Students from a variety of backgrounds coexist in an academic film setting equally — which is rare for a film school because most programs that actually involve filmmaking are expensive. It is a lot easier for students of all backgrounds to get involved in a program like this at a public university.
“The resources here give equitable access to the work that needs to be done. I think that a lot of people don’t understand that you’re supposed to learn how to share these resources and how to give and take from each other,” Cojuangco said.
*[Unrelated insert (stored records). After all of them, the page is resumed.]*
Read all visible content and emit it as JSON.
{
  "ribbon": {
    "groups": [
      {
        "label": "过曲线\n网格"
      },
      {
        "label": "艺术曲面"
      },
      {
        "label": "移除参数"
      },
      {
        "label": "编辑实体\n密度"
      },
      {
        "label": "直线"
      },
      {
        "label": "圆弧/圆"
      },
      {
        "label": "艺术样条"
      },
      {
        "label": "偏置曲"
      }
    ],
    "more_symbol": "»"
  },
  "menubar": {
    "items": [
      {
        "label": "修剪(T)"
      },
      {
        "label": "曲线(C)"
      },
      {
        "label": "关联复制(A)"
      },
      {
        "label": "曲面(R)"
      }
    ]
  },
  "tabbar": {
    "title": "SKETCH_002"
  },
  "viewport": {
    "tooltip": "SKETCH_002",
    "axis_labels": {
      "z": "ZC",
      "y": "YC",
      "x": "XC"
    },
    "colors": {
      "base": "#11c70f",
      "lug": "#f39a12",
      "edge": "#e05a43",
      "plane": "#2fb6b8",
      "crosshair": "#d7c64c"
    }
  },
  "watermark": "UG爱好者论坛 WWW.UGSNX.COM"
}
Every faculty member involved in the minor are also filmmakers and therefore connected to the industry in some way, giving students the unique access to networks in the film industry. Having a pathway to follow after graduation is just as important as taking the classes in the first place. Many alumni also stay closely connected to the program after they leave, so there is an opportunity to work with them. Cojuangco notes that this was a monumental inspiration for her.
“There are people that have been where I have been in LA and are making films and I’m meeting them here at UCI,” Cojuangco said. “Having access to teachers who can become your mentors in the film industry, who have worked in the industry and have these connections… who actually want to be there for you, that’s already doing so much to support these students.”
The student leaders of DigiFilm society posted a statement on their official Instagram account on the art department’s decision.
“The arts administration have wrung their hands by disguising this cultural tragedy with a promise to hire two new lecturers next year but not for DigiFilm. They say they plan to expand their video art department, yet abandon the program they left their students and faculty to build themselves (we literally built the facilities up). But this process of dissolution is not new to us. The firing of Bryan Jackson that students have resisted against was the mark of the finality of their decision, long before they voted to officially end funding the program in its entirety,” the post reads.
Many students have protested this decision, but they were ultimately disregarded. The program will end before many students get the opportunity to finish the work they have already put into their minor.
The minor prepares students for the film industry in a way uncomparable to many other college programs. There are many people who support this program and will feel heartbroken to see it go. Cojuangco is only one voice among a sea of voices standing against the art department’s decision to cut what little funding has been dedicated to DigiFilm.
She conducted the interview with an earnestness and vigor that shows she is fighting for this program and everything it stands for. “I know that I am a filmmaker regardless, I am an artist. That’s what DigiFilm gives you.”